L'étude a mis en évidence une tendance claire: lors des phases de réduction de la dose d'antidépresseur, des symptômes comme de la nervosité, de l'irritabilité ou des sautes d'humeur ont augmenté de manière significative. En revanche, lorsque la dose restait stable, ces symptômes se sont à nouveau atténués. Une évolution «ondulatoire», selon les chercheurs.

Une réduction plus lente

Selon eux, cette évolution est caractéristique des symptômes de manque et non d'une rechute dans une dépression ou un trouble anxieux, qui se développent généralement plus lentement.

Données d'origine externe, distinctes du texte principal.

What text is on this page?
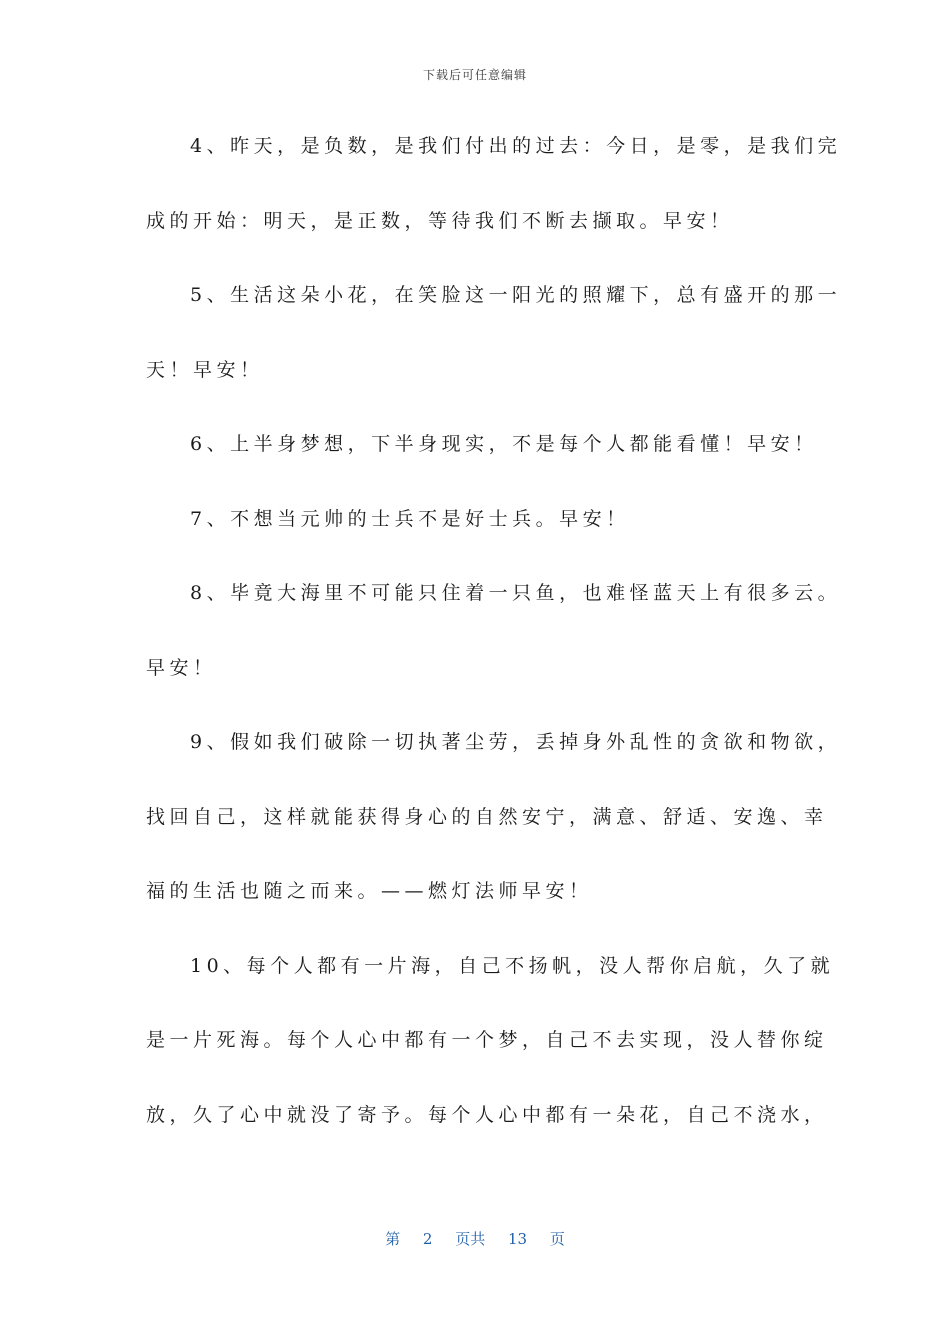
下载后可任意编辑
4、昨天，是负数，是我们付出的过去：今日，是零，是我们完
成的开始：明天，是正数，等待我们不断去撷取。早安！
5、生活这朵小花，在笑脸这一阳光的照耀下，总有盛开的那一
天！早安！
6、上半身梦想，下半身现实，不是每个人都能看懂！早安！
7、不想当元帅的士兵不是好士兵。早安！
8、毕竟大海里不可能只住着一只鱼，也难怪蓝天上有很多云。
早安！
9、假如我们破除一切执著尘劳，丢掉身外乱性的贪欲和物欲，
找回自己，这样就能获得身心的自然安宁，满意、舒适、安逸、幸
福的生活也随之而来。——燃灯法师早安！
10、每个人都有一片海，自己不扬帆，没人帮你启航，久了就
是一片死海。每个人心中都有一个梦，自己不去实现，没人替你绽
放，久了心中就没了寄予。每个人心中都有一朵花，自己不浇水，
第 2 页共 13 页
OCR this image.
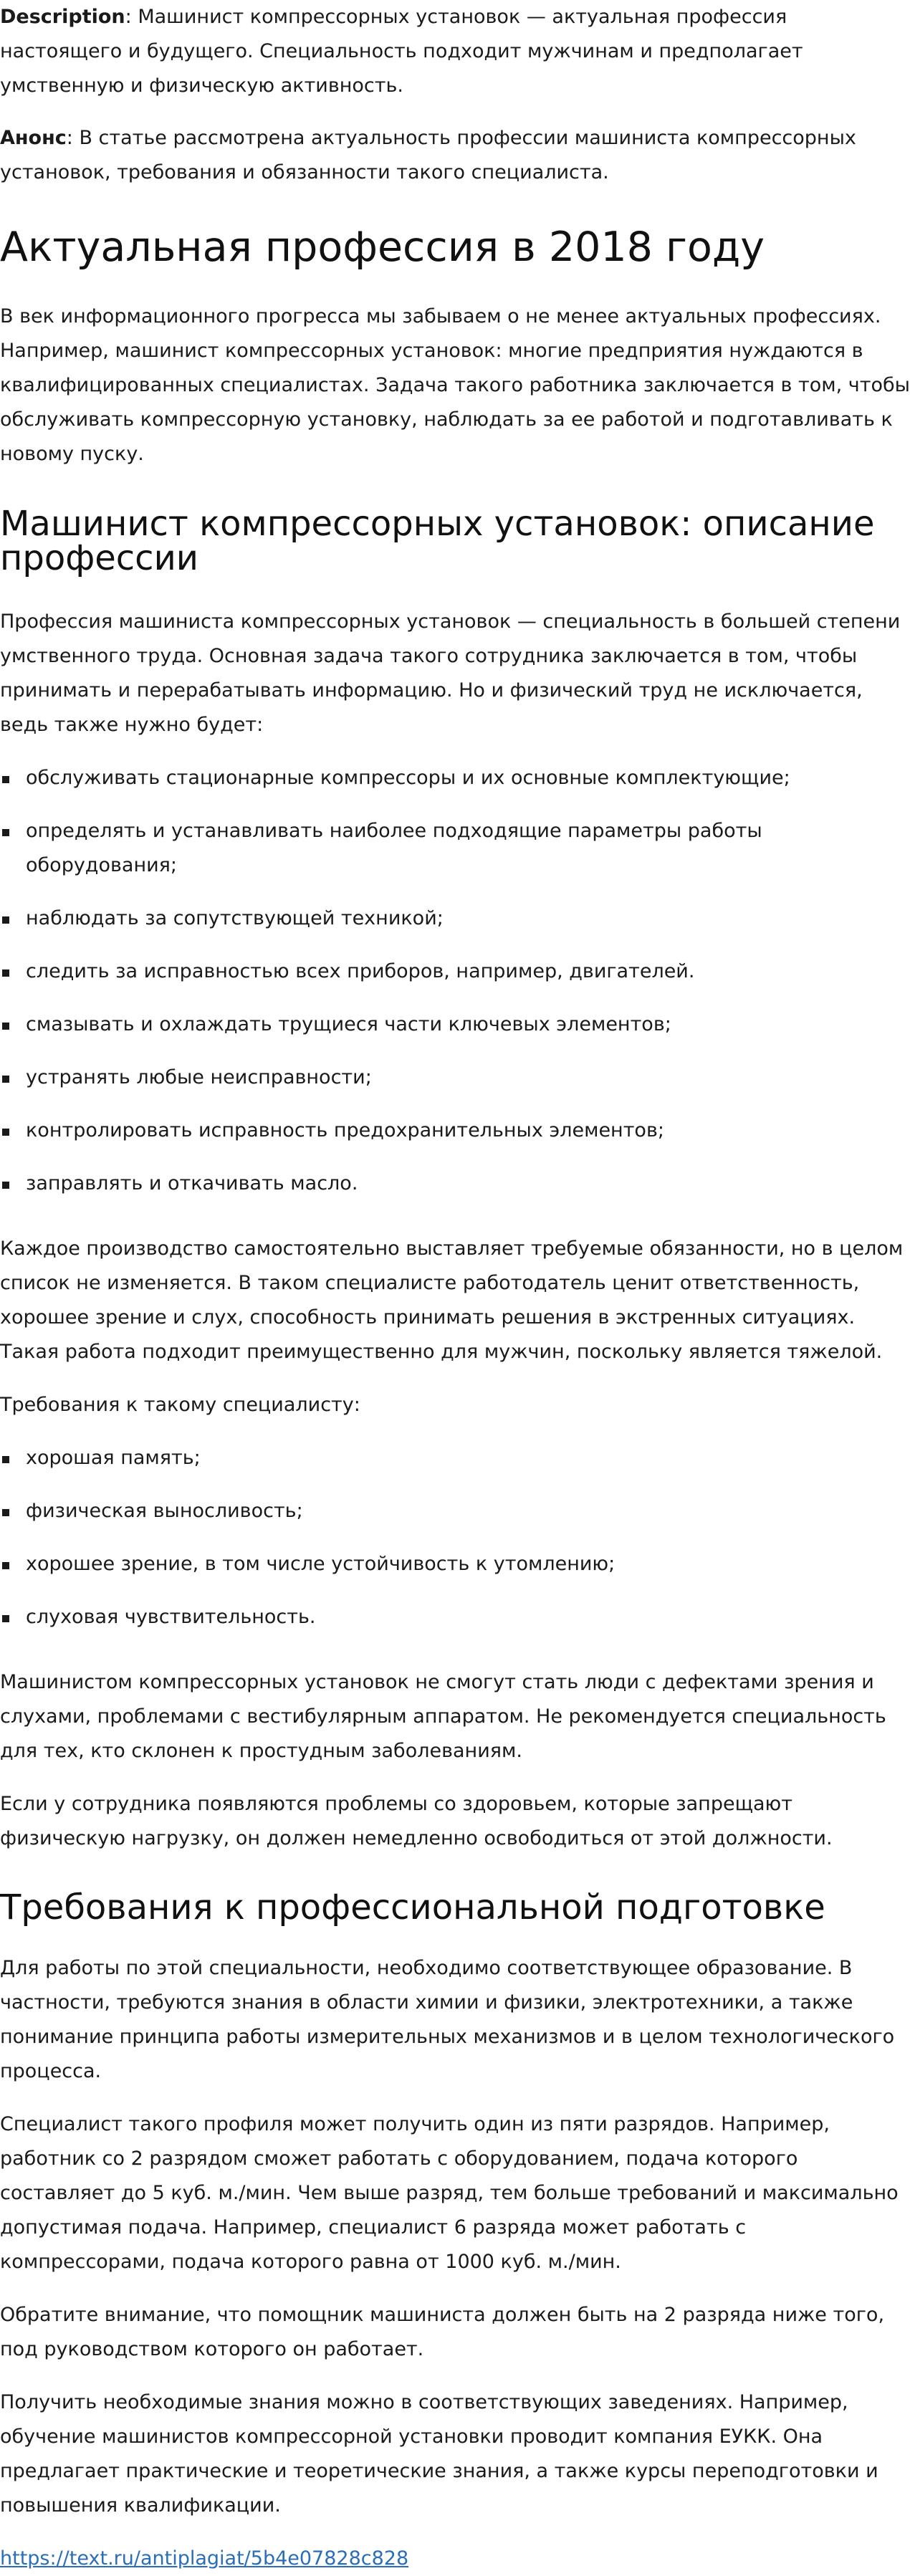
Description: Машинист компрессорных установок — актуальная профессия настоящего и будущего. Специальность подходит мужчинам и предполагает умственную и физическую активность.

Анонс: В статье рассмотрена актуальность профессии машиниста компрессорных установок, требования и обязанности такого специалиста.

Актуальная профессия в 2018 году

В век информационного прогресса мы забываем о не менее актуальных профессиях. Например, машинист компрессорных установок: многие предприятия нуждаются в квалифицированных специалистах. Задача такого работника заключается в том, чтобы обслуживать компрессорную установку, наблюдать за ее работой и подготавливать к новому пуску.

Машинист компрессорных установок: описание профессии

Профессия машиниста компрессорных установок — специальность в большей степени умственного труда. Основная задача такого сотрудника заключается в том, чтобы принимать и перерабатывать информацию. Но и физический труд не исключается, ведь также нужно будет:

обслуживать стационарные компрессоры и их основные комплектующие;
определять и устанавливать наиболее подходящие параметры работы оборудования;
наблюдать за сопутствующей техникой;
следить за исправностью всех приборов, например, двигателей.
смазывать и охлаждать трущиеся части ключевых элементов;
устранять любые неисправности;
контролировать исправность предохранительных элементов;
заправлять и откачивать масло.

Каждое производство самостоятельно выставляет требуемые обязанности, но в целом список не изменяется. В таком специалисте работодатель ценит ответственность, хорошее зрение и слух, способность принимать решения в экстренных ситуациях. Такая работа подходит преимущественно для мужчин, поскольку является тяжелой.

Требования к такому специалисту:

хорошая память;
физическая выносливость;
хорошее зрение, в том числе устойчивость к утомлению;
слуховая чувствительность.

Машинистом компрессорных установок не смогут стать люди с дефектами зрения и слухами, проблемами с вестибулярным аппаратом. Не рекомендуется специальность для тех, кто склонен к простудным заболеваниям.

Если у сотрудника появляются проблемы со здоровьем, которые запрещают физическую нагрузку, он должен немедленно освободиться от этой должности.

Требования к профессиональной подготовке

Для работы по этой специальности, необходимо соответствующее образование. В частности, требуются знания в области химии и физики, электротехники, а также понимание принципа работы измерительных механизмов и в целом технологического процесса.

Специалист такого профиля может получить один из пяти разрядов. Например, работник со 2 разрядом сможет работать с оборудованием, подача которого составляет до 5 куб. м./мин. Чем выше разряд, тем больше требований и максимально допустимая подача. Например, специалист 6 разряда может работать с компрессорами, подача которого равна от 1000 куб. м./мин.

Обратите внимание, что помощник машиниста должен быть на 2 разряда ниже того, под руководством которого он работает.

Получить необходимые знания можно в соответствующих заведениях. Например, обучение машинистов компрессорной установки проводит компания ЕУКК. Она предлагает практические и теоретические знания, а также курсы переподготовки и повышения квалификации.

https://text.ru/antiplagiat/5b4e07828c828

Les chercheurs en déduisent une recommandation pour la pratique clinique. «Les personnes qui développent rapidement des troubles émotionnels après une réduction de la dose (d'antidépresseur) n'ont, dans la plupart des cas, pas besoin d'une dose plus élevée, mais devraient arrêter le traitement plus progressivement, par petites réductions de dose», explique Michael Hengartner, directeur de l'étude, dans un communiqué publié par la Kalaidos Fachhochschule. Selon ce communiqué, environ 400'000 personnes prennent quotidiennement des antidépresseurs en Suisse.